Julie Taymor and producers of Broadway’s “Spider-Man: Turn Off the Dark” have settled their long-standing dispute over her 2011 dismissal from the pricey, accident-plagued musical, according to a joint statement released by the two parties Wednesday.
The agreement resolves Taymor’s allegations against 8 Legged Productions in connection with her work on the book of the musical -- at $75 million, the most expensive in Broadway history -- with respect to both the current New York staging and any future productions.
Settlement terms weren’t released, though sources close to Taymor told The New York Times that she could reap “significant” income from the deal if “Spider-Man” continues to be a lucrative property.
In a statement, Taymor said: “I’m pleased to have reached an agreement and hope for the continued success of ‘Spider-Man,’ both on Broadway and beyond.”
Michael Cohl and Jeremiah Harris of 8 Legged Productions said: “We’re happy to put all this behind us.”
Taymor, the musical’s original director, was fired in March 2011 over creative differences during a lengthy period of preview performances.
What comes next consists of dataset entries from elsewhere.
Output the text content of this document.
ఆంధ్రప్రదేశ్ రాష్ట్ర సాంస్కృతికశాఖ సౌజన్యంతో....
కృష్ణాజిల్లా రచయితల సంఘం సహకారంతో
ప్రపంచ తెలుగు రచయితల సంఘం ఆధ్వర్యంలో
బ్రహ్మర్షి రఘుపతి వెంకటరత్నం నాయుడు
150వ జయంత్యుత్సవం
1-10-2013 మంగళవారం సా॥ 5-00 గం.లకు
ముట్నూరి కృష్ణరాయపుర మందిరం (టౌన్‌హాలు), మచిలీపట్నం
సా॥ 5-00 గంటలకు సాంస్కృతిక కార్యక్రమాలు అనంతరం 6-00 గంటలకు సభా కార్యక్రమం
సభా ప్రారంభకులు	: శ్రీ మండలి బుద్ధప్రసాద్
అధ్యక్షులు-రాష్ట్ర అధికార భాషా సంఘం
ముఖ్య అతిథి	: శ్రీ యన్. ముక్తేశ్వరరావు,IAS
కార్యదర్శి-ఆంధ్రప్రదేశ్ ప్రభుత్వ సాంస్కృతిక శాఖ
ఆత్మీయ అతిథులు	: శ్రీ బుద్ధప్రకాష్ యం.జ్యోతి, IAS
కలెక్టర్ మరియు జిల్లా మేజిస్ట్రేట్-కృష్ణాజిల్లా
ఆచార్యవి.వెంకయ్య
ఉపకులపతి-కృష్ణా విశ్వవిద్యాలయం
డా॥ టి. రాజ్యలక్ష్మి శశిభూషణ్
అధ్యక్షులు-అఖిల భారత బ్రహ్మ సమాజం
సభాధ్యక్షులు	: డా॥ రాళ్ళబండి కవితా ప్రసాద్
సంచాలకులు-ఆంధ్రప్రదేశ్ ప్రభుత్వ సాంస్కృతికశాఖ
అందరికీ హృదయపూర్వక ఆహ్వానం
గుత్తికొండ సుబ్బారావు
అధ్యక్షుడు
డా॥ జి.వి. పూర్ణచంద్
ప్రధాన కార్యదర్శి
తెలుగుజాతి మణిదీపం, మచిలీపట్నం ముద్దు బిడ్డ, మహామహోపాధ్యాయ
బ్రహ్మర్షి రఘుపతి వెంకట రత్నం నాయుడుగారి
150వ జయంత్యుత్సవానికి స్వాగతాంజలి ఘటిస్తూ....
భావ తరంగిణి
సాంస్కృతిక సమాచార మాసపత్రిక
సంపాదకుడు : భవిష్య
She filed suit against the “Spider-Man” producers in November 2011, claiming they violated her creative rights.
Two months later, producers countersued, claiming that Taymor refused “to fulfill her contractual obligations, declaring that she could not and would not do the jobs that she was contracted to do.”
Playbill.com offers a complete timeline of the whole tangled web.
In part because of its sophisticated aerial stunts, “Spider-Man” has higher weekly operating costs than most Broadway musicals. With the litigation resolved, producers will have an easier time planning future versions here and abroad.
According to the Times, they’ve been eyeing Las Vegas, London and Hamburg as possible locales.